The EAT case of Linda McWilliam & Others is a useful decision for any employers facing mass claims (in this case in respect of equal pay but could apply equally to redundancy etc) when they wish to direct employees to specific adviser(s) to sign off on the compromise agreements. In this scenario, is the adviser truly independent or actually acting in the matter for the employer?
In this case, the Council anticipated thousands of equal pay claims and agreed settlement proposals with the union. They then appointed a panel of six firms of solicitors to act for the individuals. As a group, the employees attended a PowerPoint presentation from one of the solicitors and then had individual meetings with other solicitors during which compromise agreements were signed. The question before the Tribunal was whether the employees received independent advice (a pre-requisite for the agreement to be valid).

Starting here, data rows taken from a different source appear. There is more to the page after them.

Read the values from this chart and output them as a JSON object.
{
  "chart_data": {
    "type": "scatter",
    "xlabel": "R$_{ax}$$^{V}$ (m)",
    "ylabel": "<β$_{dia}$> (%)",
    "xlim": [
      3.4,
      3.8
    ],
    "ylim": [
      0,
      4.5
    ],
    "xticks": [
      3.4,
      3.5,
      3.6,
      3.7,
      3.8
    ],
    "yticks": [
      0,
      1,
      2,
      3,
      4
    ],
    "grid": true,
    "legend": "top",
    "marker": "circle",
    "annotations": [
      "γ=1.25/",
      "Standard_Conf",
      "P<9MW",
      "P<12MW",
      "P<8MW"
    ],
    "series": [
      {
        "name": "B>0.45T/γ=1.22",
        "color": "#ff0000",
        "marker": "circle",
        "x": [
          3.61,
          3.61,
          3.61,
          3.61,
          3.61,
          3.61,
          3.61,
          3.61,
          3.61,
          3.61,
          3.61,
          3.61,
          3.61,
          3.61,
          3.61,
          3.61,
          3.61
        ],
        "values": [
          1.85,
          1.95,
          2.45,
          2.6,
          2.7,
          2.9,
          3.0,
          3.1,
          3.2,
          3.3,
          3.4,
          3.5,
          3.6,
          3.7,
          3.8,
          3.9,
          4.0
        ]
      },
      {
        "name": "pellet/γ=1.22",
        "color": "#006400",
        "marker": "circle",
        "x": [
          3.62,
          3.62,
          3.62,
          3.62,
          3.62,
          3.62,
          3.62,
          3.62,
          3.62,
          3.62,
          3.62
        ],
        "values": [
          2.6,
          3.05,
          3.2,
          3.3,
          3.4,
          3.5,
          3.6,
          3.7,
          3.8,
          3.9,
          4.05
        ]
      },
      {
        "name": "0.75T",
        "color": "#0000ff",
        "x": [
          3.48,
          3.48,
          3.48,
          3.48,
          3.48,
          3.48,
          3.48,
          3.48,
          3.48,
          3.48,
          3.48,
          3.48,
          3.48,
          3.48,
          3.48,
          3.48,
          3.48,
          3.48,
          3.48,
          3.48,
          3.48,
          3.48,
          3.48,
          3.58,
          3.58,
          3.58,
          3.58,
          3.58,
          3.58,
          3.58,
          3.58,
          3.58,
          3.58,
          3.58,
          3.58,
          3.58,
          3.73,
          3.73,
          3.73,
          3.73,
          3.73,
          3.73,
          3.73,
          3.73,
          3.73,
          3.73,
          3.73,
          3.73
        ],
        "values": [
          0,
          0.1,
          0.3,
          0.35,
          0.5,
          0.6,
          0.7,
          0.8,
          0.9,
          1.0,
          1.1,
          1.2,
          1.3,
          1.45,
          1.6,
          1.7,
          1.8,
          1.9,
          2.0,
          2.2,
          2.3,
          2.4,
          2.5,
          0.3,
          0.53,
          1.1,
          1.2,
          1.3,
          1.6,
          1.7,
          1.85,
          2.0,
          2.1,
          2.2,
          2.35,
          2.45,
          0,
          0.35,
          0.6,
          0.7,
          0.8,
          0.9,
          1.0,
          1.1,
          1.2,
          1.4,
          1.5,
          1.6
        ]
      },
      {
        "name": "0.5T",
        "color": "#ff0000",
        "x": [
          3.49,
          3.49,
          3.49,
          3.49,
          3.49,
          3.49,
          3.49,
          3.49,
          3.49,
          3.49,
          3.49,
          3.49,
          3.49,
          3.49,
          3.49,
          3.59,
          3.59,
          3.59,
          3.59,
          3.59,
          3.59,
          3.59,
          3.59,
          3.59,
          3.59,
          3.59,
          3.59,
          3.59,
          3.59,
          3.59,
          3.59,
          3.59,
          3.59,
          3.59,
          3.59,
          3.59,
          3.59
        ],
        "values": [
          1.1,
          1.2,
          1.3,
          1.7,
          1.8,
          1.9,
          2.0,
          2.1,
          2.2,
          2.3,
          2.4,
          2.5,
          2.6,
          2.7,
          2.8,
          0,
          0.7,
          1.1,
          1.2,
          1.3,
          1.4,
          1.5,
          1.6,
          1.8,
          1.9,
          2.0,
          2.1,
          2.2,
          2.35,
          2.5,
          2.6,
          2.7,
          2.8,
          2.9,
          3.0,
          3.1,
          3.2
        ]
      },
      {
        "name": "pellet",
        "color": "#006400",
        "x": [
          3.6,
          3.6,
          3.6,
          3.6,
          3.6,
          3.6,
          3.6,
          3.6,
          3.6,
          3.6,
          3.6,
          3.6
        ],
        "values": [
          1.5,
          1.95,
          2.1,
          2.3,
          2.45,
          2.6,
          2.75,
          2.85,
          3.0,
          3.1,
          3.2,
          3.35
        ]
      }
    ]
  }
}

The EAT focused on the fact that the statutory requirement is for an employee to receive independent advice as to the ‘terms and effect of the proposed agreement’ and does not require the adviser to offer a view as to whether the deal is or is not a good one. As such, the employees did receive advice from their own identified adviser at individual meetings as to the terms and effect of the agreements and information from the group presentation was incorporated into the meetings. The fact that the Respondent appointed the solicitors and such solicitors agreed between themselves how matters would be handled before making contact with the employees did not prevent the solicitors from being independent.
One point here to be aware of (for any advisers reading) is the EAT’s reference to the fact that the individual solicitors did attend the group presentation. It was therefore found that they knew exactly what information had been provided and could reference this at the individual meetings. The situation may be different if the solicitors had not attended the group meeting and then ‘rubber stamped’ the agreements at individual one to one’s.
The decision is also useful as confirmation that to be enforceable, an employee does not have to have articulated their complaint before the agreement was offered. What matters is whether it is apparent to the employer (or the employee) that there is a potential claim. It does not matter whether or not there has been a history of communication or dialogue about the complaint.